Bu derece ard niyetli, cahil bir zâtı “yakın tarih uzmanı” veya dinden haberi var ve Türkçe ibadet (!) bilirkişisi olarak ön plana çıkaranlar herhalde bundan sonra daha dikkatli davranacaklardır.
1980’DE KUTAY’DAN M HARFİYLE BAŞLAYAN MEDİHLER
Soru:
–N.Özgentürk: Gönderdiği yazıları beğeniyor muydunuz?
–C.Kutay: …Said Nursi o zaman ki müslüman alimleri gibi okumuş yazmış bir adam da değildi. Katiyyen din üzerine bilgisi yoktu. Ama çok zeki. Bir de doğulu olmanın verdiği gerçekçilik bir realizm var onun kafasında. Bediüzzaman, zaten bizim klasik müslümanlardan değil şamanın ta kendisi. (a.g.g.)
Cevap:
Böyle beyanat veren Cemal Kutay 1980 yılında yazdığı kitapta neler yazmış, bir kısmını hep birlikte okuyalım:
“Bediüzzaman, dini-manevî hizmet ve mertebelerin hangisine sahibtir?… O’nu, dinî-manevî hayatın bir tek vasfı içinde ifade mümkün müdür?… Bediüzzaman’ın ana südü kadar helâl yerini tesbite çalışalım…..

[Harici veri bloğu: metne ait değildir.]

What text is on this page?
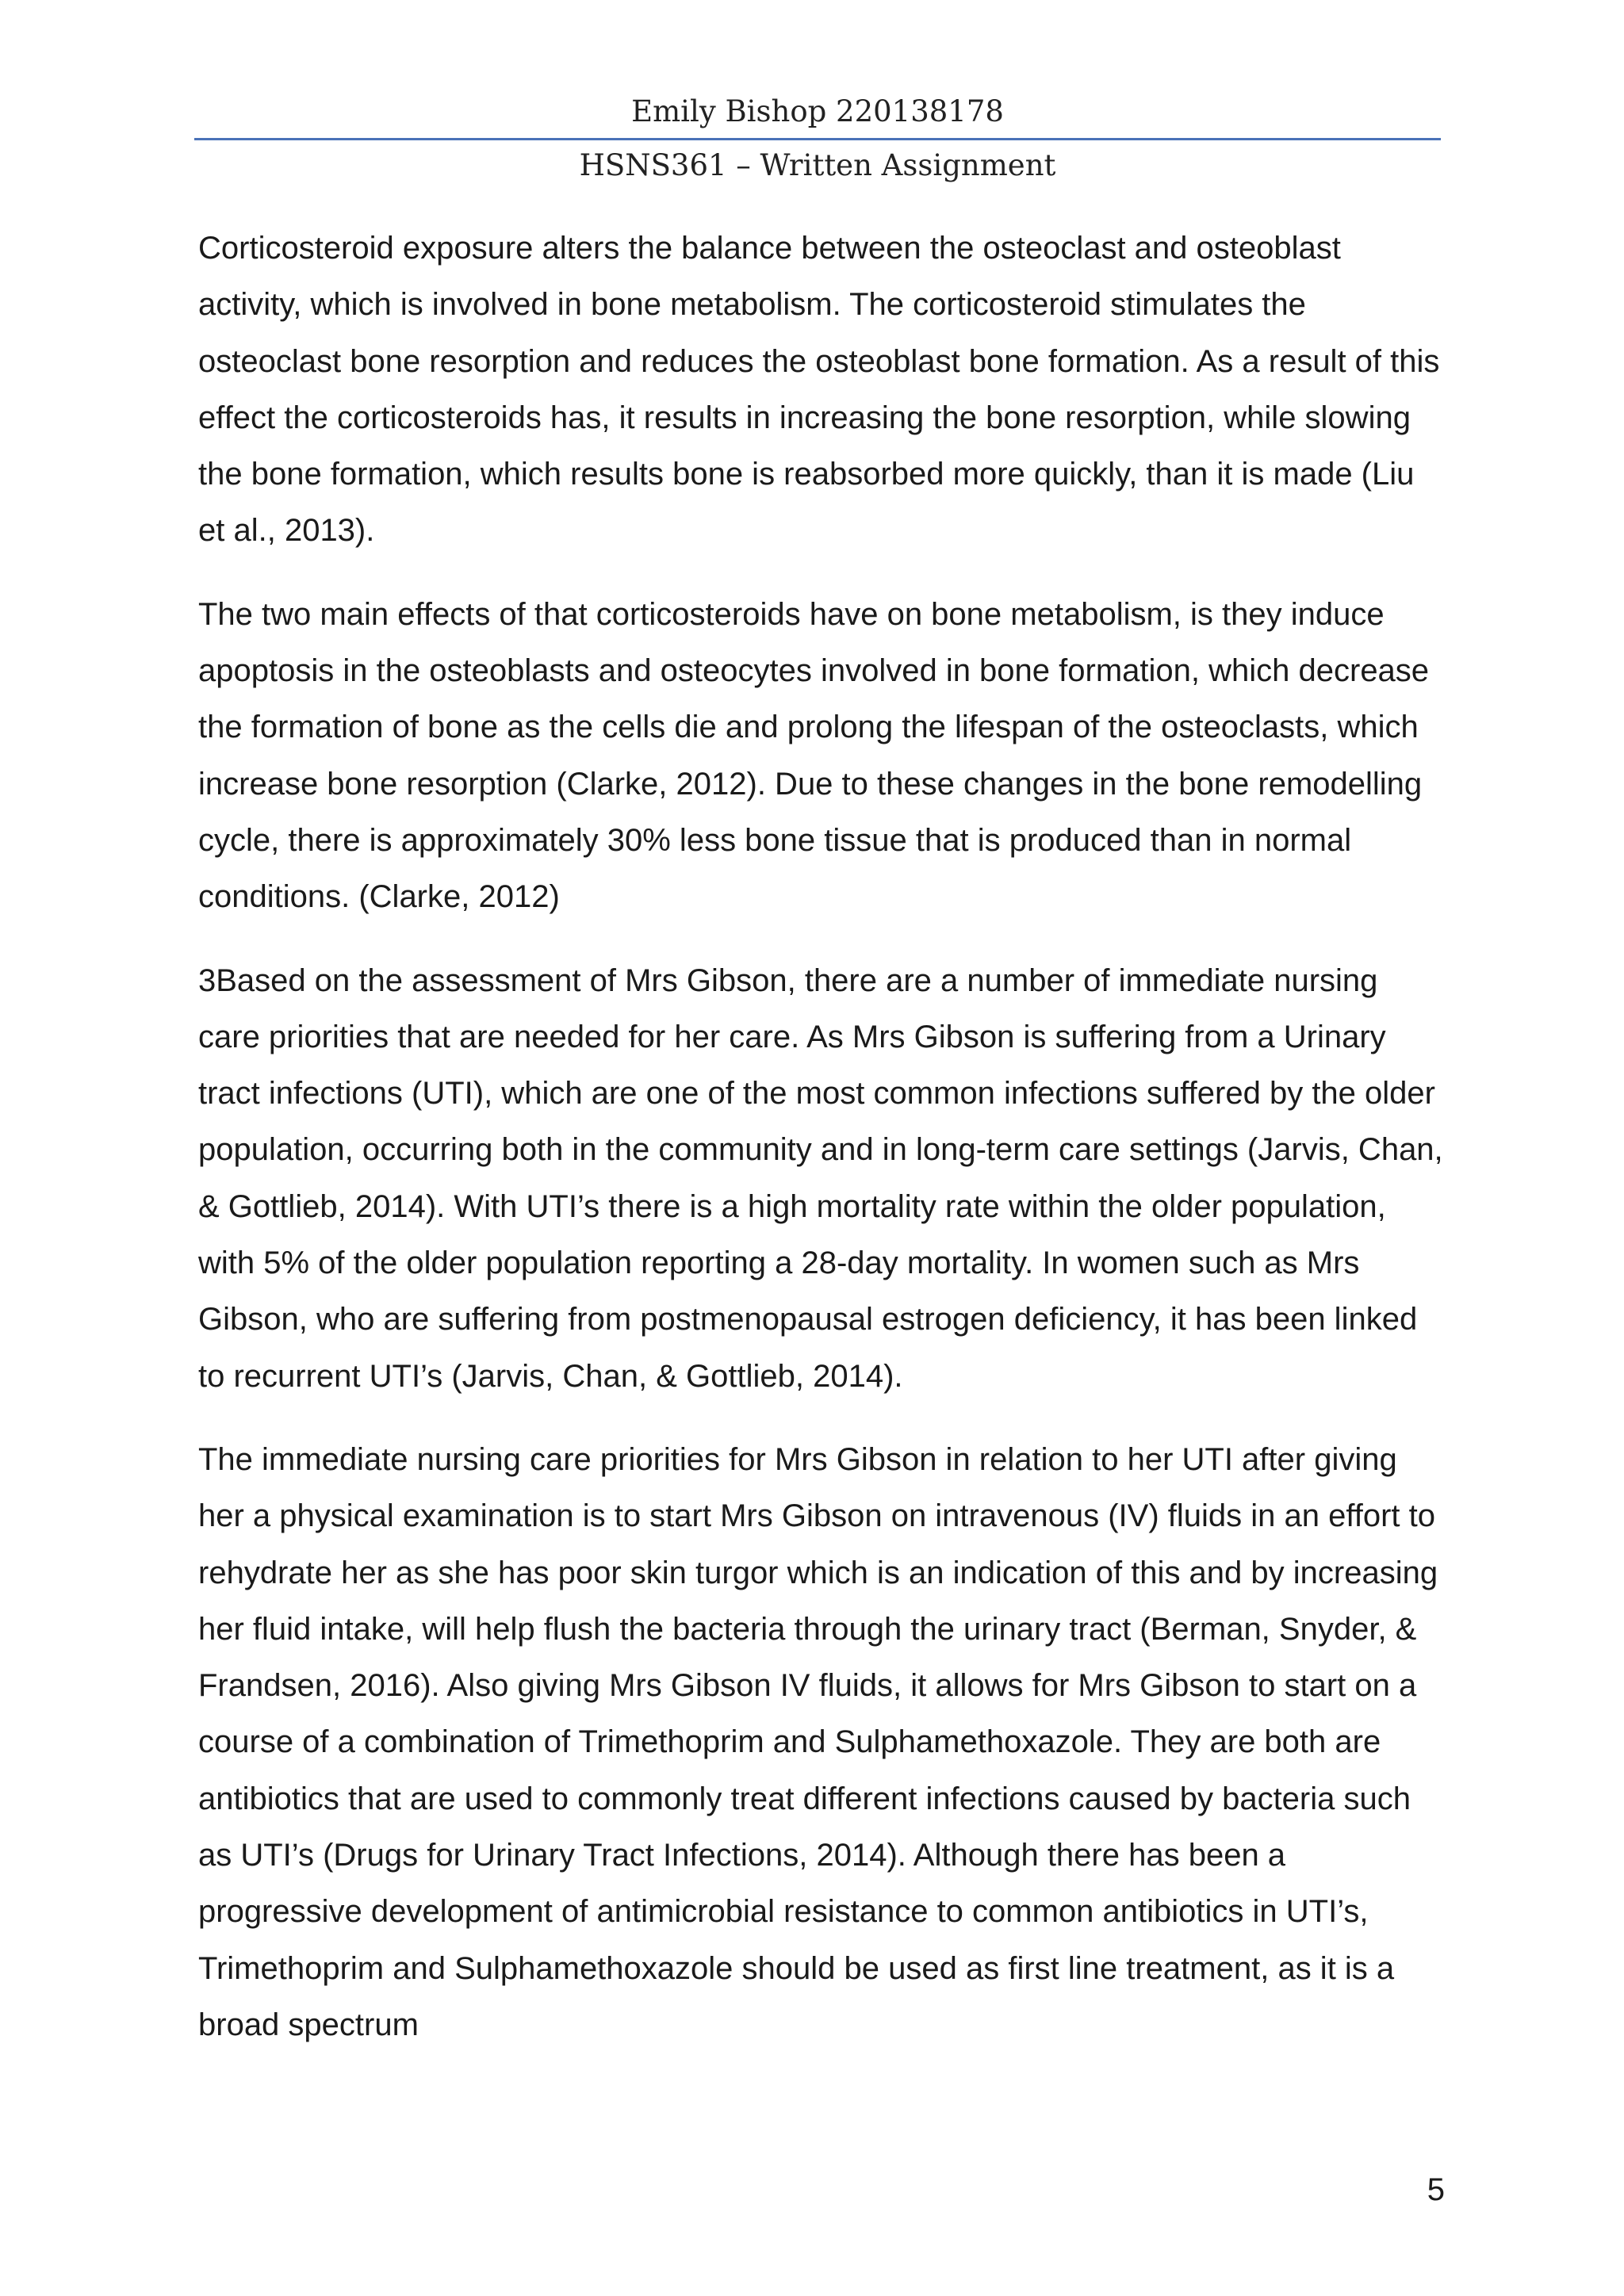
Emily Bishop 220138178
HSNS361 – Written Assignment

Corticosteroid exposure alters the balance between the osteoclast and osteoblast activity, which is involved in bone metabolism. The corticosteroid stimulates the osteoclast bone resorption and reduces the osteoblast bone formation. As a result of this effect the corticosteroids has, it results in increasing the bone resorption, while slowing the bone formation, which results bone is reabsorbed more quickly, than it is made (Liu et al., 2013).

The two main effects of that corticosteroids have on bone metabolism, is they induce apoptosis in the osteoblasts and osteocytes involved in bone formation, which decrease the formation of bone as the cells die and prolong the lifespan of the osteoclasts, which increase bone resorption (Clarke, 2012). Due to these changes in the bone remodelling cycle, there is approximately 30% less bone tissue that is produced than in normal conditions. (Clarke, 2012)

3Based on the assessment of Mrs Gibson, there are a number of immediate nursing care priorities that are needed for her care. As Mrs Gibson is suffering from a Urinary tract infections (UTI), which are one of the most common infections suffered by the older population, occurring both in the community and in long-term care settings (Jarvis, Chan, & Gottlieb, 2014). With UTI’s there is a high mortality rate within the older population, with 5% of the older population reporting a 28-day mortality. In women such as Mrs Gibson, who are suffering from postmenopausal estrogen deficiency, it has been linked to recurrent UTI’s (Jarvis, Chan, & Gottlieb, 2014).

The immediate nursing care priorities for Mrs Gibson in relation to her UTI after giving her a physical examination is to start Mrs Gibson on intravenous (IV) fluids in an effort to rehydrate her as she has poor skin turgor which is an indication of this and by increasing her fluid intake, will help flush the bacteria through the urinary tract (Berman, Snyder, & Frandsen, 2016). Also giving Mrs Gibson IV fluids, it allows for Mrs Gibson to start on a course of a combination of Trimethoprim and Sulphamethoxazole. They are both are antibiotics that are used to commonly treat different infections caused by bacteria such as UTI’s (Drugs for Urinary Tract Infections, 2014). Although there has been a progressive development of antimicrobial resistance to common antibiotics in UTI’s, Trimethoprim and Sulphamethoxazole should be used as first line treatment, as it is a broad spectrum

5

MÜCTEHİD’dir: Kur’an âyetlerini ve Peygamberimizin hadislerini, asli muhtevaları içinde hükümlendirmiştir.
MÜCAHİD’dir: Meşruiyyetine, hayrına, doğruluğuna inandığı davasında zerrece taviz vermeden uğraşmış, cehd etmiştir.

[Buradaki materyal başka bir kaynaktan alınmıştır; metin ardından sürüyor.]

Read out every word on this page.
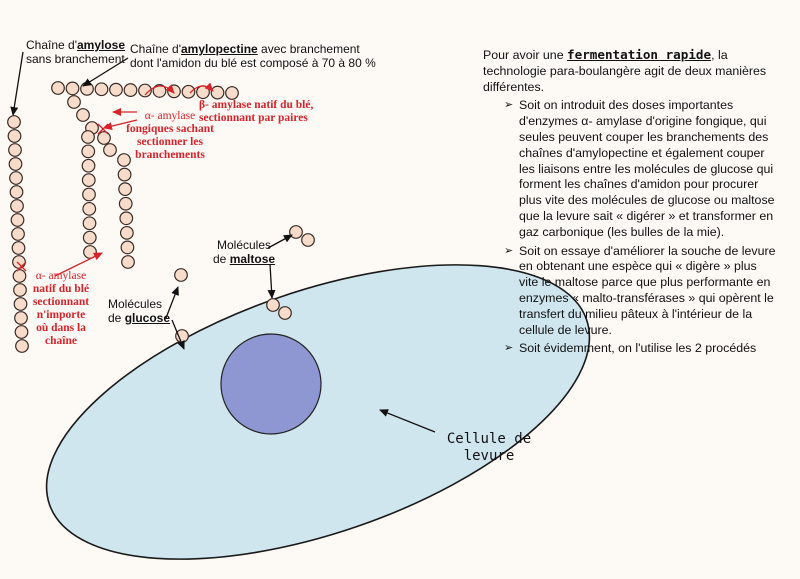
Chaîne d'amylose
sans branchement
Chaîne d'amylopectine avec branchement
dont l'amidon du blé est composé à 70 à 80 %
β- amylase natif du blé,
sectionnant par paires
α- amylase
fongiques sachant
sectionner les
branchements
α- amylase
natif du blé
sectionnant
n'importe
où dans la
chaîne
Molécules
de maltose
Molécules
de glucose
Cellule de
levure
Pour avoir une fermentation rapide, la technologie para-boulangère agit de deux manières différentes.
➢ Soit on introduit des doses importantes d'enzymes α- amylase d'origine fongique, qui seules peuvent couper les branchements des chaînes d'amylopectine et également couper les liaisons entre les molécules de glucose qui forment les chaînes d'amidon pour procurer plus vite des molécules de glucose ou maltose que la levure sait « digérer » et transformer en gaz carbonique (les bulles de la mie).
➢ Soit on essaye d'améliorer la souche de levure en obtenant une espèce qui « digère » plus vite le maltose parce que plus performante en enzymes « malto-transférases » qui opèrent le transfert du milieu pâteux à l'intérieur de la cellule de levure.
➢ Soit évidemment, on l'utilise les 2 procédés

MÜCEDDİD’dir: Kasden veya muhtelif sebeblerle asliyetinden inhiraf ettirilmiş İslâmî tefekkürü, evvela aslî kıymeti içinde ele almış, sonra da onu, değişen zamanın görüş zaviyesi içinde değerlenmişti, aslî kıymetlerine sadık kalarak yenilemiş, asliyetine irca etmiştir.
Asliyetine irca, şüphesiz ki yenilemenin en güç tarafıdır. Bediüzzaman İslâm ahlâk ve irfanında bu güç işi muvaffakiyetle yaptı…” (Çağımızda Bir Asr-ı Saadet Müslümanı Bediüzzaman Said Nursi Kur’an Ahlâkına Dayalı Yaşama Düzeni, Cemal Kutay, sh: 122, Yeni Asya Yayınları)
Kutay o zaman Bediüzzaman Hazretlerini, yetmiş M harfiyle başlayan medihlerle anlatmaktadır.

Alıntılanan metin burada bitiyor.